«LA BCEAO NE SOUTIENT PAS LE DEVELOPPEMENT DE NOS PAYS»
Mamadou Mbaye, ingénieur financier, parlant du gap de financement de nos économies et des moyens d’y remédier

Les banques centrales en Afrique, notamment la Bceao dans la zone Uemoa, ne soutiennent pas le développement économique de nos Etats. C’est la forte conviction de l’ingénieur financier Mamadou Mbaye. Ce dernier estime qu’un pays comme le Sénégal souffre d’un gap de financement. Entre autres pointées du doigt, « les banques centrales qui ont un rôle prépondérant à jouer. On a tendance à les oublier. Elles doivent soutenir le développement plutôt que le contraindre » estime-t-il.
L’économie sénégalaise est handicapée par un gap de financement et 2000 à 5000 milliards d’investissement global par an sont nécessaires pour atteindre un objectif de croissance de 7 % à l’horizon 2025, puis 10 % par an jusqu’en 2030 à l’exemple des USA qui investissent 22 % de leur PNB, de Singapour 27 % ou de la Chine 45 %. Cette théorisation a été faite par l’ingénieur financier Mamadou Mbaye lors d’une rencontre avec des journalistes économiques. L’auteur des propos est par ailleurs directeur exécutif du FONSIS, chargé de Levée de Fonds, Energie et Mines.
A l’en croire, pour combler ce gap de financement, il est nécessaire d’initier des projets via un fonds d’investissements stratégiques qui apporte des ressources en pré-développement et noue des partenariats de co-investissement avec le secteur privé, « rôle moteur de l’investissement capital ». Cela inclut des investissements dans les domaines des infrastructures, de l’énergie, du transport, de la distribution d’eau, du traitement des déchets, de l’industrie, des ressources naturelles… etc. Il doit s’agir pour l’essentiel des projets « green field » à structurer, financer et réaliser souligne l’ingénieur financier. Mais attention, prévient Mamadou Mbaye, « du fait des contraintes budgétaires de l’Etat, ces montants ne peuvent pas venir des comptes publics mais des investisseurs privés bancaires et institutionnels. Ceci ne s’est pas encore concrétisé dans les faits à cause du profil de risque de ce type d’investissement, de la situation en termes de rating (notation, Ndlr) de nos économies et de la situation de liquidité des banques commerciales. Utiliser l’argent public pour améliorer les conditions de mobilisation de l’investissement privé est une approche appelée « Blended Finance » qui cherche à utiliser les fonds publics pour attirer l’argent privé ».

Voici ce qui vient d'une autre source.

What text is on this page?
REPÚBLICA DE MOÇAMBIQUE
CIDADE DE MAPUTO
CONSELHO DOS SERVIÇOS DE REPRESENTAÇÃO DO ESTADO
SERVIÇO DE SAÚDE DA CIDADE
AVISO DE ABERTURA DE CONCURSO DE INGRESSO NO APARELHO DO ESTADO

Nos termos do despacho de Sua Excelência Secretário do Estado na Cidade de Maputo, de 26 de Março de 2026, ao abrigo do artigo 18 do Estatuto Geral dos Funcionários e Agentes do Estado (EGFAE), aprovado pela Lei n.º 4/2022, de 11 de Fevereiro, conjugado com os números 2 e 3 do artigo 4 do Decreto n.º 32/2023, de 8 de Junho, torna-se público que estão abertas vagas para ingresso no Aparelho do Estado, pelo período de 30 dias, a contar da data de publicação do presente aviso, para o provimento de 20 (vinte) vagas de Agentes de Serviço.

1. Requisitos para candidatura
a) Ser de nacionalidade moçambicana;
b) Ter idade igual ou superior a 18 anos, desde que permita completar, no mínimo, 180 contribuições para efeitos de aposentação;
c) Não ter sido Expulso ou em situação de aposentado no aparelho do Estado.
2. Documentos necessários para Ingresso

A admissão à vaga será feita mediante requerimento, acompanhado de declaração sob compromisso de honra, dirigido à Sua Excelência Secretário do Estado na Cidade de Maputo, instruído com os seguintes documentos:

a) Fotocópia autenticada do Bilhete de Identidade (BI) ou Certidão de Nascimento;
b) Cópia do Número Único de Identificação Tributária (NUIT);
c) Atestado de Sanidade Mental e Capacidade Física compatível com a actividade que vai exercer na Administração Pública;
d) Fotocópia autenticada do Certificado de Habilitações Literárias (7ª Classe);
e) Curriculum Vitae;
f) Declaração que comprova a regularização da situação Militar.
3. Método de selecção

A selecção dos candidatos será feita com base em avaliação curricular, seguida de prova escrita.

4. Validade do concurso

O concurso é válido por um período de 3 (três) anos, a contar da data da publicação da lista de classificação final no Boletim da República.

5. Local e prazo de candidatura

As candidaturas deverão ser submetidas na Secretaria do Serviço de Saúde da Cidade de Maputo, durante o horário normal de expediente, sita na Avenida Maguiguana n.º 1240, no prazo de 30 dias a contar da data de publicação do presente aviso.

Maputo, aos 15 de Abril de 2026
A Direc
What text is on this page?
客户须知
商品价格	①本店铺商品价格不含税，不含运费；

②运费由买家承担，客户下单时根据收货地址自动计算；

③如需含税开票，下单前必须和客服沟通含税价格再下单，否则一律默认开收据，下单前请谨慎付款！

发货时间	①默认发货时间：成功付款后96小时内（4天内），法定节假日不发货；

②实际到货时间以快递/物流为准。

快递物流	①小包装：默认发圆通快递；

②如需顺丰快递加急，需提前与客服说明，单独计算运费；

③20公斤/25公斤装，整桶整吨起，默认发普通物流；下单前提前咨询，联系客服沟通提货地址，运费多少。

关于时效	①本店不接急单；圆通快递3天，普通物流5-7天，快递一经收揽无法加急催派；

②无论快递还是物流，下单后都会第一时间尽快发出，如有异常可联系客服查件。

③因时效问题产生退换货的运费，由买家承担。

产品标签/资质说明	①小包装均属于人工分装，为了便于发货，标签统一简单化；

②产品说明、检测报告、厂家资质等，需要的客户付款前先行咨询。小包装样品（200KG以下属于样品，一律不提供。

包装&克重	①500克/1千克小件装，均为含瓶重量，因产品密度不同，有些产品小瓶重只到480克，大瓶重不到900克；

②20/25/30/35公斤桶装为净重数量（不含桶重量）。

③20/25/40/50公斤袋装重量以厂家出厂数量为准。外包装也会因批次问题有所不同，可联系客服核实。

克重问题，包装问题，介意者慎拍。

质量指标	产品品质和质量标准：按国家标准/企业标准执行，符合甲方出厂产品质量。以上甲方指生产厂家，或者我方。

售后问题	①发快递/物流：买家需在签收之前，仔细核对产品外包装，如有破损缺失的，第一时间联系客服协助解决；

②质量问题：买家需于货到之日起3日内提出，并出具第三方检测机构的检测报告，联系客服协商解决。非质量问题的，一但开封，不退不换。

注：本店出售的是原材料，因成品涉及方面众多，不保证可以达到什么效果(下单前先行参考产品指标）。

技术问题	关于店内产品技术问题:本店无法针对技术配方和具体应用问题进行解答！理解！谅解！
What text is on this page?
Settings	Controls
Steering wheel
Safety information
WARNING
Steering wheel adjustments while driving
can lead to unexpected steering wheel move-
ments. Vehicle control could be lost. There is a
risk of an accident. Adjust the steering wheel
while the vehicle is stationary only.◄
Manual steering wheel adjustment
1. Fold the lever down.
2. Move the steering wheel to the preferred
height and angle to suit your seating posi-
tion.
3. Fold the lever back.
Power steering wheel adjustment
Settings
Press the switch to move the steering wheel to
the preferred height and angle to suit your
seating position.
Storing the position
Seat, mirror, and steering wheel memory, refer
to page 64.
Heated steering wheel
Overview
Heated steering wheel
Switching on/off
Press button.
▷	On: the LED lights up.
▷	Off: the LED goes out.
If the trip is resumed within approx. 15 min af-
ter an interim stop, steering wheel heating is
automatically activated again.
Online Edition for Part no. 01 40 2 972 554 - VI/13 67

L’ingénieur financier n’a pas manqué dans cette situation de dénoncer le comportement de la Bceao au sein de la zone Uemoa. Il explique que « la croissance soutenue, au-delà de 6% ces cinq dernières années, politique fiscale conservatrice avec un rating S/P B+ qui est l’un des meilleurs de la zone. Les économies de la zone Uemoa développent les secteurs privés nationaux à l’exemple des économies développées. L’Afrique intéresse les investisseurs internationaux. Malheureusement, la Bceao maintient une politique de liquidités restrictive, efficace pour limiter l’inflation mais qui va à l’encontre du trend du « quantitative easing » observé pour les grandes économies depuis 2008. Or, le système bancaire local est en manque de liquidités. Les règles de refinancement demeurent restrictives. Beaucoup de banques sont sous pression, contraintes de miser sur une gestion de trésorerie à court terme. Or, les banques centrales ont un rôle prépondérant à jouer. On a tendance à les oublier. Elles doivent soutenir le développement plutôt que le contraindre » estime Mamadou Mbaye
Trois leviers pour combler le gap de financement de nos économies
Mamadou Mbaye préconise un système de financement à trois parties pour combler le gap de financement. Il s’agit d’abord d’initier le projet avec le secteur privé via un fonds d’investissements stratégiques comme le FONSIS qui apporte des ressources en pré développement et noue des partenariats de co-investissement avec le secteur privé, rôle moteur de l’investissement en capital (IC). Ensuite, de mobiliser le financement pour assurer la construction avec des garanties potentielles. Les banques commerciales sont les meilleurs agents économiques pour prendre le risque de construction. Enfin, le financement des projets opérationnels dé-risqués : Fonds de dette long terme à investir par les investisseurs institutionnels non bancaires (assureurs, caisses de retraite, investisseurs de long terme).